Cantor Asks Obama To Keep Tax Hikes Out Of Debt Talks
The Richmond Times-Dispatch
June 1, 2011
House Majority Leader Eric Cantor, R-7th, today emerged from a meeting between House Republicans and President Barack Obama saying he asked for Obama's cooperation in keeping tax increases out of the Biden commission talks.
Cantor noted that the chairman of the Ways and Means Committee is putting together a tax reform plan sought by Republicans.
"I asked the president, hopefully, that he will work with us to do so and to keep out of the discussions surrounding the debt limit and in the Biden talks any notion that we're going to increase taxes," Cantor said.
"It's counterintuitive to believe that you increase taxes on those individuals and entities that you are expecting to create jobs."
Cantor is among a small group of lawmakers from both parties who are meeting with administration officials who are trying to forge an agreement on spending cuts in advance of a vote to increase the debt limit. Vice President Joseph R. Biden Jr. is leading the talks. Republicans want cuts at least equal to the amount of the credit level increase – potentially a couple of trillion dollars.
The No. 2 Republican in the House said today's meeting gave GOP Republicans a chance to express concerns about the current situation in the economy. He referenced the labor report released today by ADP, a private payroll firm, that said private-sector employment increased by 38,000 from April to May on a seasonally adjusted basis. Cantor said it was "woefully short of the amount needed for us to see this economy get back on track and people get back to work."
Cantor said Obama "admitted that we have to look at growing this economy, and the discussion focused on the philosophical difference on whether Washington should continue to pump money into the economy, or [whether] we should provide an incentive for entrepreneurs and small businesses to grow."
He said he thinks the president was "well aware" and "admitted the fact that private sector job creation is not enough, and he did mention that a lot of the losses were in the public sector."
On Tuesday, U.S. House Republicans called for a vote to increase the nation's debt ceiling that they knew would fail.
Recognizing that the vote to raise the ceiling by $2.4 trillion was a gambit designed to get Democrats on the record as supporting an increase without spending cuts, most voted against.
Not Virginia's Democrats.
All three — Reps.
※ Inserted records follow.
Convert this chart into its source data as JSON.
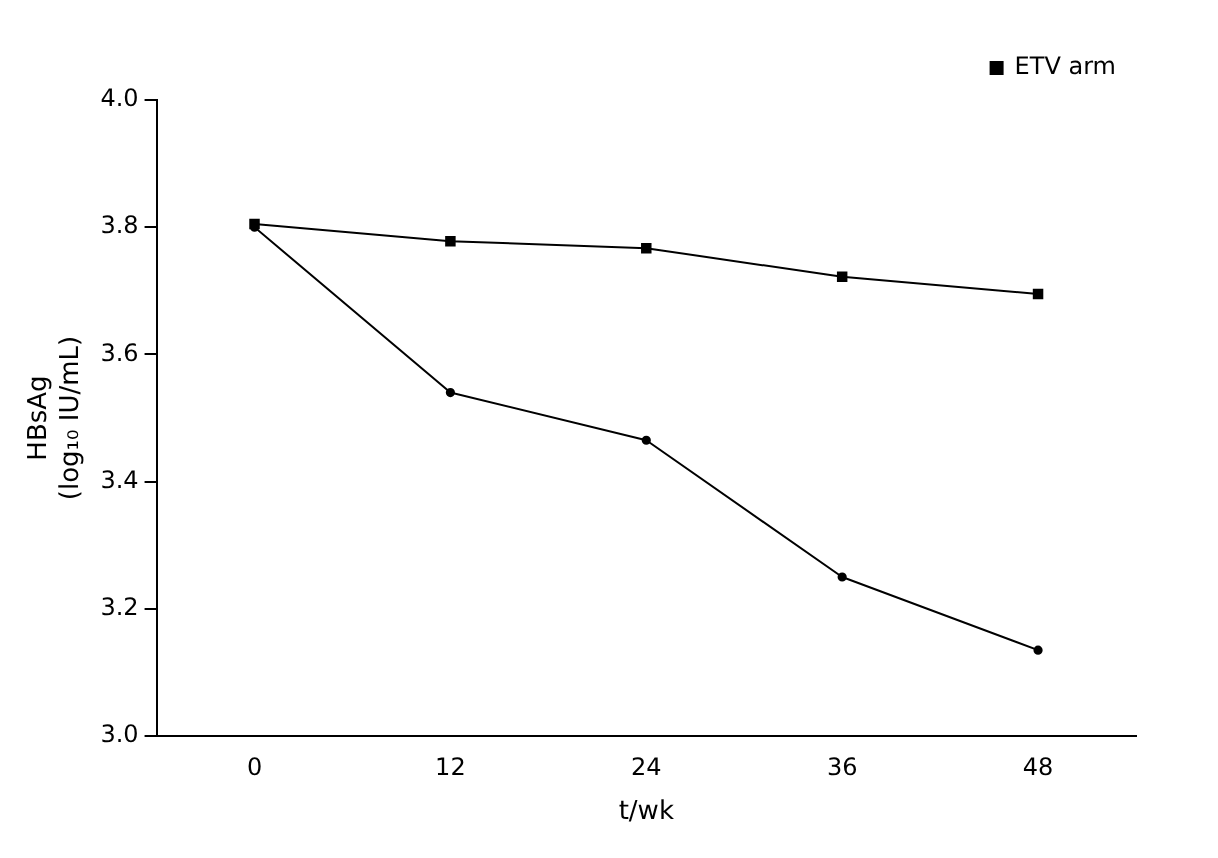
{
  "chart_data": {
    "type": "line",
    "xlabel": "t/wk",
    "ylabel": "HBsAg\n(log₁₀ IU/mL)",
    "categories": [
      "0",
      "12",
      "24",
      "36",
      "48"
    ],
    "series": [
      {
        "name": "ETV arm",
        "color": "#000000",
        "values": [
          3.805,
          3.778,
          3.767,
          3.722,
          3.695
        ],
        "marker": "square"
      },
      {
        "color": "#000000",
        "values": [
          3.8,
          3.54,
          3.465,
          3.25,
          3.135
        ],
        "marker": "circle"
      }
    ],
    "ylim": [
      3.0,
      4.0
    ],
    "yticks": [
      {
        "value": 3.0,
        "label": "3.0"
      },
      {
        "value": 3.2,
        "label": "3.2"
      },
      {
        "value": 3.4,
        "label": "3.4"
      },
      {
        "value": 3.6,
        "label": "3.6"
      },
      {
        "value": 3.8,
        "label": "3.8"
      },
      {
        "value": 4.0,
        "label": "4.0"
      }
    ],
    "grid": false,
    "legend": "top right",
    "line_style": "solid"
  }
}
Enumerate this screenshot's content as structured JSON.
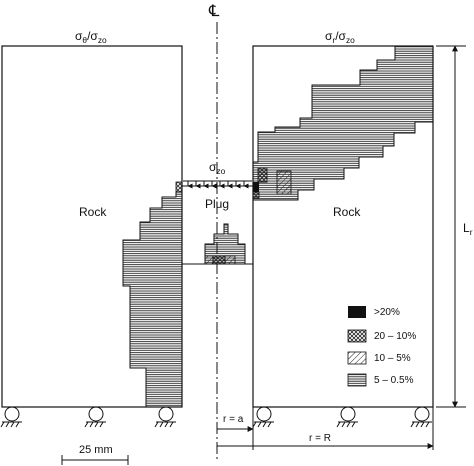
{
  "title_left": {
    "num": "σ",
    "num_sub": "θ",
    "den": "/σ",
    "den_sub": "zo"
  },
  "title_right": {
    "num": "σ",
    "num_sub": "r",
    "den": "/σ",
    "den_sub": "zo"
  },
  "centerline_symbol": "℄",
  "load_label": {
    "base": "σ",
    "sub": "zo"
  },
  "region_rock_left": "Rock",
  "region_rock_right": "Rock",
  "region_plug": "Plug",
  "dimension_lr": {
    "base": "L",
    "sub": "r"
  },
  "dimension_a": "r = a",
  "dimension_R": "r = R",
  "scale_bar": "25 mm",
  "legend": [
    {
      "label": ">20%",
      "pattern": "solid"
    },
    {
      "label": "20 – 10%",
      "pattern": "crosshatch"
    },
    {
      "label": "10 – 5%",
      "pattern": "diagonal"
    },
    {
      "label": "5 – 0.5%",
      "pattern": "horizontal"
    }
  ]
}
Robert C. "Bobby" Scott, D-3rd, James P. Moran, D-8th, and Gerry E. Connolly, D-11th – were among the 97 who supported the increase, with 318 against.
"We have no choice but to increase the debt limit," Moran said in a statement. "I am deeply disappointed in House Republicans for bringing a vote on the debt limit in a way designed for it to fail. It's economically dangerous political theater that threatens to destabilize financial markets and calls into question the full faith and credit of the United States."
Scott said he supported a clean increase because it was "the responsible thing to do."
He repeated Federal Reserve Chairman Ben Bernanke's warning that failure to raise the debt limit by early August would at least cause an increase in interest rates.
"A 1 percent increase in interest rates would cost the taxpayers approximately $100 billion a year," Scott said. "Increasing the debt limit is simply an acknowledgement of money that has already been spent. The United States government pays its bills and always has."